Some limitations should be stated in the present study. First, the relatively small sample size may limit the statistical power of our study. Based on the minor allele frequencies (MAFs) of the studied polymorphisms in the included patients, we calculated the statistical power of our study using GPower 3.1 software. The results demonstrated that the statistical powers for rs2981582 and rs1219648 polymorphisms were more than 0.6, and the statistical power for analysis of rs2420946 polymorphism was 0.57. Meanwhile, the statistical power for rs2981579 SNP was only 0.34. The relatively low statistical power may reduce the accuracy of our results. Second, in the present study only was included one Chinese Han population, the study population is single.
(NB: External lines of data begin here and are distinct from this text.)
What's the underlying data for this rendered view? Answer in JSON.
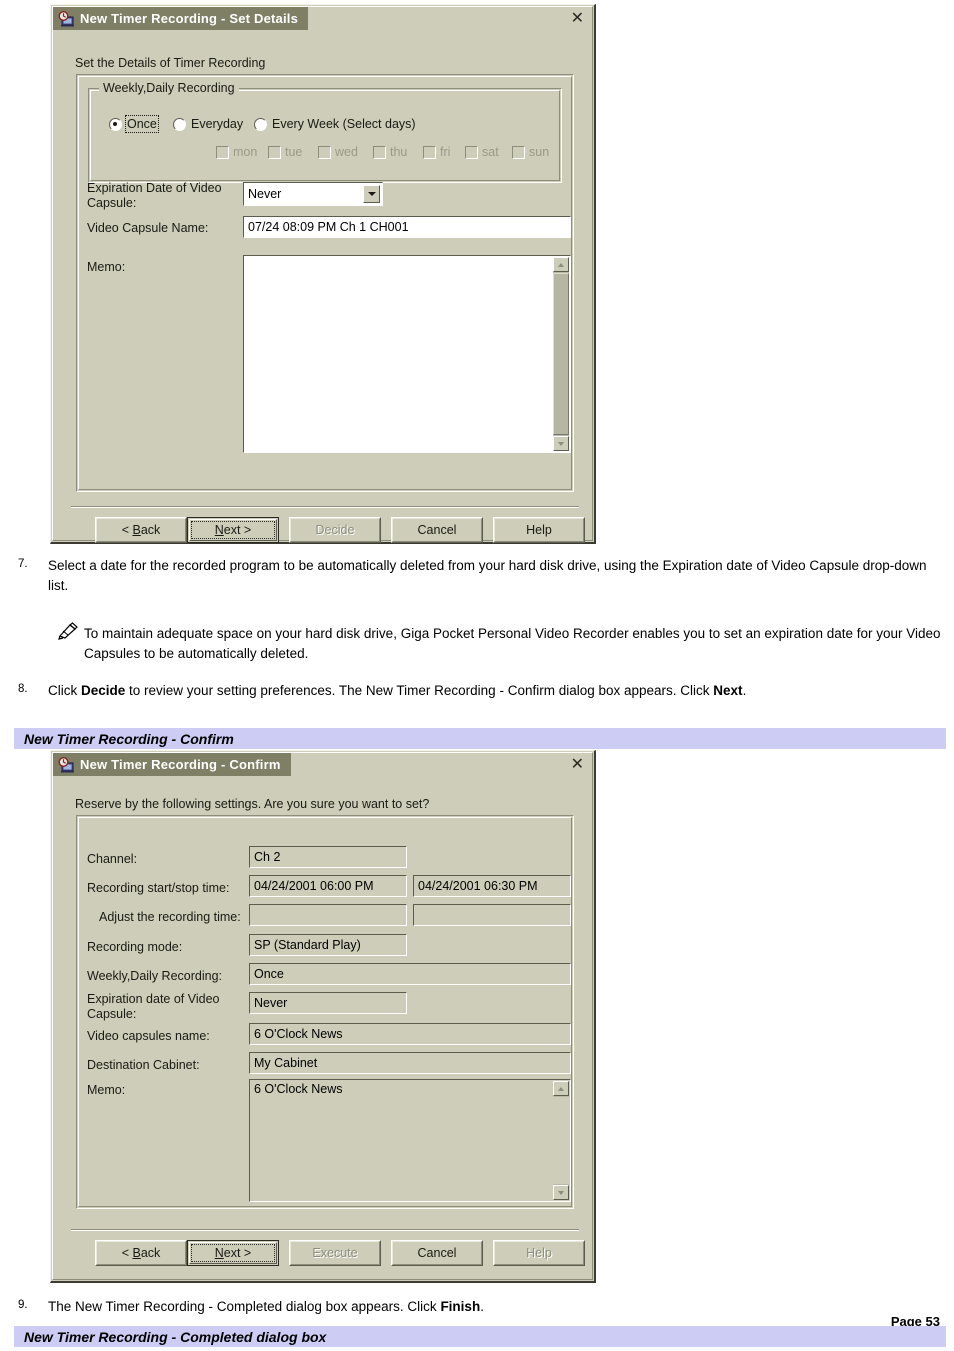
{
  "page": {
    "page_label": "Page 53"
  },
  "dialog1": {
    "title": "New Timer Recording - Set Details",
    "icon": "timer-clock-monitor-icon",
    "close_label": "✕",
    "section_label": "Set the Details of Timer Recording",
    "group_title": "Weekly,Daily Recording",
    "radios": [
      {
        "label": "Once",
        "selected": true,
        "focused": true
      },
      {
        "label": "Everyday",
        "selected": false,
        "focused": false
      },
      {
        "label": "Every Week (Select days)",
        "selected": false,
        "focused": false
      }
    ],
    "day_checkboxes": [
      {
        "label": "mon",
        "checked": false,
        "disabled": true
      },
      {
        "label": "tue",
        "checked": false,
        "disabled": true
      },
      {
        "label": "wed",
        "checked": false,
        "disabled": true
      },
      {
        "label": "thu",
        "checked": false,
        "disabled": true
      },
      {
        "label": "fri",
        "checked": false,
        "disabled": true
      },
      {
        "label": "sat",
        "checked": false,
        "disabled": true
      },
      {
        "label": "sun",
        "checked": false,
        "disabled": true
      }
    ],
    "expiration_label_line1": "Expiration Date of Video",
    "expiration_label_line2": "Capsule:",
    "expiration_value": "Never",
    "capsule_name_label": "Video Capsule Name:",
    "capsule_name_value": "07/24 08:09 PM Ch 1 CH001",
    "memo_label": "Memo:",
    "memo_value": "",
    "buttons": [
      {
        "label": "< Back",
        "accel": "B",
        "state": "normal"
      },
      {
        "label": "Next >",
        "accel": "N",
        "state": "default"
      },
      {
        "label": "Decide",
        "accel": "",
        "state": "disabled"
      },
      {
        "label": "Cancel",
        "accel": "",
        "state": "normal"
      },
      {
        "label": "Help",
        "accel": "",
        "state": "normal"
      }
    ]
  },
  "step7": {
    "number": "7.",
    "text": "Select a date for the recorded program to be automatically deleted from your hard disk drive, using the Expiration date of Video Capsule drop-down list."
  },
  "note": {
    "icon": "pencil-note-icon",
    "text": "To maintain adequate space on your hard disk drive, Giga Pocket Personal Video Recorder enables you to set an expiration date for your Video Capsules to be automatically deleted."
  },
  "step8": {
    "number": "8.",
    "part1": "Click ",
    "bold1": "Decide",
    "part2": " to review your setting preferences. The New Timer Recording - Confirm dialog box appears. Click ",
    "bold2": "Next",
    "part3": "."
  },
  "bluebar1": {
    "label": "New Timer Recording - Confirm"
  },
  "dialog2": {
    "title": "New Timer Recording - Confirm",
    "icon": "timer-clock-monitor-icon",
    "close_label": "✕",
    "section_label": "Reserve by the following settings. Are you sure you want to set?",
    "fields": [
      {
        "label": "Channel:",
        "value": "Ch 2"
      },
      {
        "label": "Recording start/stop time:",
        "value": "04/24/2001 06:00 PM",
        "value2": "04/24/2001 06:30 PM"
      },
      {
        "label": "Adjust the recording time:",
        "value": "",
        "value2": ""
      },
      {
        "label": "Recording mode:",
        "value": "SP (Standard Play)"
      },
      {
        "label": "Weekly,Daily Recording:",
        "value": "Once"
      },
      {
        "label": "Expiration date of Video",
        "label2": "Capsule:",
        "value": "Never"
      },
      {
        "label": "Video capsules name:",
        "value": "6 O'Clock News"
      },
      {
        "label": "Destination Cabinet:",
        "value": "My Cabinet"
      }
    ],
    "memo_label": "Memo:",
    "memo_value": "6 O'Clock News",
    "buttons": [
      {
        "label": "< Back",
        "accel": "B",
        "state": "normal"
      },
      {
        "label": "Next >",
        "accel": "N",
        "state": "default"
      },
      {
        "label": "Execute",
        "accel": "",
        "state": "disabled"
      },
      {
        "label": "Cancel",
        "accel": "",
        "state": "normal"
      },
      {
        "label": "Help",
        "accel": "",
        "state": "disabled"
      }
    ]
  },
  "step9": {
    "number": "9.",
    "part1": "The New Timer Recording - Completed dialog box appears. Click ",
    "bold1": "Finish",
    "part2": "."
  },
  "bluebar2": {
    "label": "New Timer Recording - Completed dialog box"
  },
  "colors": {
    "dialog_face": "#cdcdba",
    "titlebar_active": "#7f7f66",
    "bluebar": "#ccccf4",
    "field_bg": "#ffffff"
  }
}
Moreover, the few environmental factors were taken into consideration which may affect the role of polymorphisms in osteoporosis. Therefore, further studied are needed to verify these results and reveal the exact mechanism of FGFR2 polymorphisms in osteoporosis occurrence with large sample size and multiple populations in different races, considering more environmental factors.

Conclusion

In conclusion, FGFR2 rs2420946 and rs1219648 polymorphisms may contribute the risk of osteoporosis occurrence in Chinese Han population, but not rs2981582 or rs2981579. The strong linkage disequilibrium is found among these four polymorphisms and haplotype T-A-C-T may be the risk factor of osteoporosis. The interaction of polymorphisms is also the important hand in osteoporosis pathology. The interaction of FGFR2 polymorphisms with drinking also plays important roles in osteoporosis development.